This is the message we have heard from him and proclaim to you, that God is light, and in him is no darkness at all. If we say we have fellowship with him while we walk in darkness, we lie and do not practice the truth. But if we walk in the light, as he is in the light, we have fellowship with one another, and the blood of Jesus his Son cleanses us from all sin. If we say we have no sin, we deceive ourselves, and the truth is not in us. If we confess our sins, he is faithful and just to forgive us our sins and to cleanse us from all unrighteousness. If we say we have not sinned, we make him a liar, and his word is not in us. (1 John 1:5–10)
John began his letter by laying out his credentials: he had seen, heard and been around Jesus. This person who was “from the beginning”, this “life made manifest” was someone whom John knew and had followed. He is the eyewitness, and he then goes on to lay out in a few verses what he had heard from Jesus.

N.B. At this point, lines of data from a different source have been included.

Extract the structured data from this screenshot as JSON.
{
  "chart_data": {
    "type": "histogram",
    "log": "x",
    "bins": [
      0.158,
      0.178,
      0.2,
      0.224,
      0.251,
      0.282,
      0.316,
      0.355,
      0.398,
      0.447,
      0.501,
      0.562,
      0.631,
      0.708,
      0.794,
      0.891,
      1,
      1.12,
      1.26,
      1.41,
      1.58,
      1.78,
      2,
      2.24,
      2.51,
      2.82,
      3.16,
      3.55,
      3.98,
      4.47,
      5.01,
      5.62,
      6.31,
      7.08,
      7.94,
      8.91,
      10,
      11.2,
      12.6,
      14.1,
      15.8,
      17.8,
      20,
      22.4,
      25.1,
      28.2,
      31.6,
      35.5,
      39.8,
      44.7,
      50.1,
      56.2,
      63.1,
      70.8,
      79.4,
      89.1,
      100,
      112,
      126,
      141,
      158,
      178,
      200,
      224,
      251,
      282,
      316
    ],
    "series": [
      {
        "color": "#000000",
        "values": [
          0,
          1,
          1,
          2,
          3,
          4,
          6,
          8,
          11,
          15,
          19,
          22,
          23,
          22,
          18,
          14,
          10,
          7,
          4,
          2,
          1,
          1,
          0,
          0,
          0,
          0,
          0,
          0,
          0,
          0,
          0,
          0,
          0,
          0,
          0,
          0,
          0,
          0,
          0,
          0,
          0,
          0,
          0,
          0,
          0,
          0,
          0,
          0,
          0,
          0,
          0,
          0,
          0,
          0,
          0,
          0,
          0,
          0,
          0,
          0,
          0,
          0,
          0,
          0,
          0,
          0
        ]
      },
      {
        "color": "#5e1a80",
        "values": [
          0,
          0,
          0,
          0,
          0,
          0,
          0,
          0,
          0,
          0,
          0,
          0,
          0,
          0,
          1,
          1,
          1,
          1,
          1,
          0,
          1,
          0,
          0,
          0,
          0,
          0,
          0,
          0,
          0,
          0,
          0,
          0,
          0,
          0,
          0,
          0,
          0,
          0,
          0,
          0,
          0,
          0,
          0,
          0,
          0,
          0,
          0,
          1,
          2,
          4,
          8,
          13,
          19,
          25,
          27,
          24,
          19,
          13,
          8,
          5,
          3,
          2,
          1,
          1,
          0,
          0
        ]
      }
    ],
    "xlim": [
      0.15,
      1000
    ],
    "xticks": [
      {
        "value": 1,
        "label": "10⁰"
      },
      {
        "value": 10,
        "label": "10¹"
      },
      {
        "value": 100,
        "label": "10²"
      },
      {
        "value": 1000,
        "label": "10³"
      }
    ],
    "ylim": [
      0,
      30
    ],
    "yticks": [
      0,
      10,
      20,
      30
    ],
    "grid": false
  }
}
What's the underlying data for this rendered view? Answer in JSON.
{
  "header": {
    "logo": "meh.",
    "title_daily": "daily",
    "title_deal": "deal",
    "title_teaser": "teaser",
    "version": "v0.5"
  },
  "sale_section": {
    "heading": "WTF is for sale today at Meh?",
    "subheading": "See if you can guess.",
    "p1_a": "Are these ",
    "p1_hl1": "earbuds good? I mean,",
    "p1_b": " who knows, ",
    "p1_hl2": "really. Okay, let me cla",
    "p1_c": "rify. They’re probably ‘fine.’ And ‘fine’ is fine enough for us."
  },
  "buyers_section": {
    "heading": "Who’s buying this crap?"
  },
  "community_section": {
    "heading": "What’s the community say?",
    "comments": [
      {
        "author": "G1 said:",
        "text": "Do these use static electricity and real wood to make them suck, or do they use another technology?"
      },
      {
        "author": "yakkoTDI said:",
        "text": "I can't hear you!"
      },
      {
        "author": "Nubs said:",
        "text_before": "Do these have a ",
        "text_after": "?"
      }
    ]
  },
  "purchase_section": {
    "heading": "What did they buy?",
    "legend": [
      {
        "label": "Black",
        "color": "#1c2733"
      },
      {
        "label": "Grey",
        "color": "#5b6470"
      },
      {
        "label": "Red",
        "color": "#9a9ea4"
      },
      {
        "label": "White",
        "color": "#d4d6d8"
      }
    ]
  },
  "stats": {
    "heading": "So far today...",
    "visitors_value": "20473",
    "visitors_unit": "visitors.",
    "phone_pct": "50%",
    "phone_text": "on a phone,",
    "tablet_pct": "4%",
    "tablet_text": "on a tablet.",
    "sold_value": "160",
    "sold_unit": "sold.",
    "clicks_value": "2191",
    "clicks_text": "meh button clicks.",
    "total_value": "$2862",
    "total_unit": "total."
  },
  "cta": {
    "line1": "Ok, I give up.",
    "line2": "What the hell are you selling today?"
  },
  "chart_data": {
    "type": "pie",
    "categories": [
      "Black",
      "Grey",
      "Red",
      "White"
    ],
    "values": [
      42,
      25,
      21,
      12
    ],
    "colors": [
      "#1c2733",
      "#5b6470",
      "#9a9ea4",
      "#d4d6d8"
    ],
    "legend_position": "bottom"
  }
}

First of all the Apostle sets out a radical distinction: light and dark. This had been a theme in the Gospel too, and it is at the core of how we should understand God. He is light. In him there is no darkness at all. There is a purity to God which is beyond our reach, yet we are called to fellowship with him, to walk with him
How might this be? The answer John gives is two-fold. First of all he urges us to simply live the Christian life, to be part of a group of Christians and to put into practice Jesus’s teaching. Secondly, though, he acknowledges that this walk is plagued with pitfalls. Although we can set out with good intentions, it is also the case that we sin. All of us. In fact, “if we say we have not sinned, we make him [God] a liar, and his word is not in us”.
This is why confession is such an important part of the Christian life. It is a signal that we are trying to live in the light, and that we lament over the things we get wrong. To confess (to God or to another person) is a sign that we recognise that we are not perfect, as God is perfect. It is a sign that we are striving to be more faithful.
And then what a joy to know that we will be ‘cleansed’.